Con mucha menor intensidad adictiva, yo por entonces desvariaba con las temáticas reencarnacionistas, y por ahí solía buscarle explicación a su fanatismo. Más de una vez teoricé, para el regocijo burlón del resto del grupo, sobre posibles vidas pasadas que incidían en el presente de Daniel. Más, cuando algunos comenzaron a llamarlo Cleopatra, la reina del Nilo, él me esperó a la salida de mi casa y me hizo prometer cortar para siempre con ese rollo, al menos en presencia de los "caníbales".
Desde ese entonces, entre mis amigos nadie volvió a hablar de Egipto, ni tampoco del reencarnar. Muchos años después, y ya con la llegada de la adultez, Daniel me citó a la casa de sus padres para presentarme su nueva herramienta prodigiosa, tal como se encargó de destacar, antes de someterme a una sesión privada de cuatro horas de cine casero.
La irrupción de la señora Internet había reavivado su afición, dividió su tiempo ocioso de egiptólogo aficionado entre YouTube y Wikipedia, y así fue que logró compilar su primer gran documental: "El Egipto de los faraones".
Como siempre sucede, llegó la vida de obligaciones. El trabajo de horario discontinuo en un supermercado del centro; la novia que al poco tiempo se transformó en esposa y en crédito hipotecario, y en tres hijos y un perro, hizo que la obligación se devore de un saque a su gran pasión.
Sólo él. Él, su almohada y quizás el archivo de su PC, sabían que la planta de bambú, en su interior, se había debilitado y perdido el follaje, pero seguía con buenas raíces. A los 45 años, luego de largas cuotas afrontadas con horas extras de reposición de góndolas y descarga de contenedores de mercadería importada, consiguió tener en mano un pasaje de aerolínea paraguaya con dos escalas desatinadas, pero con seguro arribo a El Cairo a las 11 horas local del miércoles 7 de abril de 2010.
Dos amigos del super, Graciela, su esposa, Claudio y Fabián sus dos hijos mayores y yo, lo vimos partir ilusionado desde Sauce Viejo una lluviosa mañana de otoño.
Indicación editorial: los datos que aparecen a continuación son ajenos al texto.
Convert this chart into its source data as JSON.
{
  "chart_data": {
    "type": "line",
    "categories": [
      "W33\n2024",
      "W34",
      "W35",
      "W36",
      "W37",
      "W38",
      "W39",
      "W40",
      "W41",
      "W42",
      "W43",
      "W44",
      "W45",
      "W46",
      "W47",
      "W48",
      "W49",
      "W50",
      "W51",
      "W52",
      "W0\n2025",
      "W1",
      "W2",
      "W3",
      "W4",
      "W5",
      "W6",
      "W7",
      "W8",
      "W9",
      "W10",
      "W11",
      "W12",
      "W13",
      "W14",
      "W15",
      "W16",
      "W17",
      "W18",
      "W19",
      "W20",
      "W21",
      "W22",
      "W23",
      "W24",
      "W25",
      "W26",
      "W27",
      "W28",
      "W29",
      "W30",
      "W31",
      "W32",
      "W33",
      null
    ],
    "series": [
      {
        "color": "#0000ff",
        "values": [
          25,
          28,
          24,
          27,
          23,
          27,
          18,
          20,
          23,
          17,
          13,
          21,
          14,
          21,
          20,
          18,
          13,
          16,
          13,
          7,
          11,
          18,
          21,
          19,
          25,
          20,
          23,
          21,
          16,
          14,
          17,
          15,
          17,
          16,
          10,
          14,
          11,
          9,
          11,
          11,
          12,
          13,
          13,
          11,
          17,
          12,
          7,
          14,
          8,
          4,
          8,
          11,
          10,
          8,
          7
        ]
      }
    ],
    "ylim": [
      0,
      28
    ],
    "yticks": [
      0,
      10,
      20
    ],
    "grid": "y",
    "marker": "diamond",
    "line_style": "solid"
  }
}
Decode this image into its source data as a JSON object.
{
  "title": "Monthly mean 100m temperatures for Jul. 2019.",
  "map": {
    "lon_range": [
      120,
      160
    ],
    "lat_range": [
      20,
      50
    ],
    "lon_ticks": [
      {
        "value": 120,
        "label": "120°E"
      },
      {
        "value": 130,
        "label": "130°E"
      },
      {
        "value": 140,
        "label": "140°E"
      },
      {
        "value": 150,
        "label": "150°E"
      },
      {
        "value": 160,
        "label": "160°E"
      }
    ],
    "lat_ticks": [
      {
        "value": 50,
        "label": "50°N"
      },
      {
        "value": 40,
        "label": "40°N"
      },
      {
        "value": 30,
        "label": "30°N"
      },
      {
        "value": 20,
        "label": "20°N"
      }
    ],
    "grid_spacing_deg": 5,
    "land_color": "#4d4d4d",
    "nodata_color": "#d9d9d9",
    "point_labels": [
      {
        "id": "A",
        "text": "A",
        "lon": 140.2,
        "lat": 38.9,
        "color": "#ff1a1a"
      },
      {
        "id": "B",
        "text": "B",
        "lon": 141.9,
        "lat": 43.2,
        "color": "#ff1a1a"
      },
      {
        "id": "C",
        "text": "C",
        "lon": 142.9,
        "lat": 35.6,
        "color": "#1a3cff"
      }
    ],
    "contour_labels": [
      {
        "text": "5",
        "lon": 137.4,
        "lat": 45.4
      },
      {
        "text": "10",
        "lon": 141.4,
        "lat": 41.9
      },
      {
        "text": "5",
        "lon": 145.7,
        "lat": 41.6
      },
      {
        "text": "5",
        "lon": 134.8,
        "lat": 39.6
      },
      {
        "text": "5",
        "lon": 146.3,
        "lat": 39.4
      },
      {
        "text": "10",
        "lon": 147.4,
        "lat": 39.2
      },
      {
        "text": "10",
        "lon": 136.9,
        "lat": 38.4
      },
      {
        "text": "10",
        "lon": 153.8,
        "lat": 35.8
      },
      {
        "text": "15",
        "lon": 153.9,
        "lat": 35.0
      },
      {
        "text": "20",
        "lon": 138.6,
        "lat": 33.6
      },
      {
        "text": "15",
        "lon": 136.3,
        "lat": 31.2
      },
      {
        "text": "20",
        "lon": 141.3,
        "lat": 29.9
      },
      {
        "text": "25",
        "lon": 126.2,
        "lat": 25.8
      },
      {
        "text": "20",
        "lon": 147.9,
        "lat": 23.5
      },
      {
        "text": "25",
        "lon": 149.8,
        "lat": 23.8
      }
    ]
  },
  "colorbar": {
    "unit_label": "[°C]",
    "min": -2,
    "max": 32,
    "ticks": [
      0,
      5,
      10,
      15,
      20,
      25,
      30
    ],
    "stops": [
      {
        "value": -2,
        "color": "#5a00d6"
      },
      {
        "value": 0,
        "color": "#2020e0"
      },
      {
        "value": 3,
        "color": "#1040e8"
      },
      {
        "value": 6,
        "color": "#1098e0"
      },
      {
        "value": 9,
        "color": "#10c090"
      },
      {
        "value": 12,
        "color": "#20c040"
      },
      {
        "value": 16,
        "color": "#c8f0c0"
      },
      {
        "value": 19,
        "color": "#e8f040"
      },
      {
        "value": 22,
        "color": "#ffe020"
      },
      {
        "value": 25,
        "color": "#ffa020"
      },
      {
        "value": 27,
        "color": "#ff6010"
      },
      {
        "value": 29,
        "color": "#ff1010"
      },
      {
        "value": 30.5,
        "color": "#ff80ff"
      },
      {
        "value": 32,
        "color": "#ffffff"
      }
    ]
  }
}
Diez días después, Graciela me llamó para recordar que llegaba de su sueño en el valle del Nilo y que lo recibiríamos en su departamento de María Selva.
Abrazos, besos y llantos. ¡Te queremos! ¡Te extrañamos! ¡Te esperamos! y ¡Nunca más los dejaré! Lo habitual para estos casos. Ahora cuando se me ocurrió preguntarle por Egipto solo una palabra: "antahkarana".
Han pasado siete años desde su regreso, desde aquel enigmático, frustrante y telegráfico relato de viajero; no volví a ver a Daniel Arturo Ravanal. Supe que regresó dos veces más a Egipto, y con el último viaje, puso fin a lo que quedaba de su matrimonio.
Se me dijo que esta obsesión fue la que le terminó costado la familia, pero supongo que son solo chismes. Chismes de pueblo grande. A mí me quedó el concepto. Advierto a diario el puente arcoíris, el "antahkarana", pero aún no me animo a cruzarlo. Llegará el día.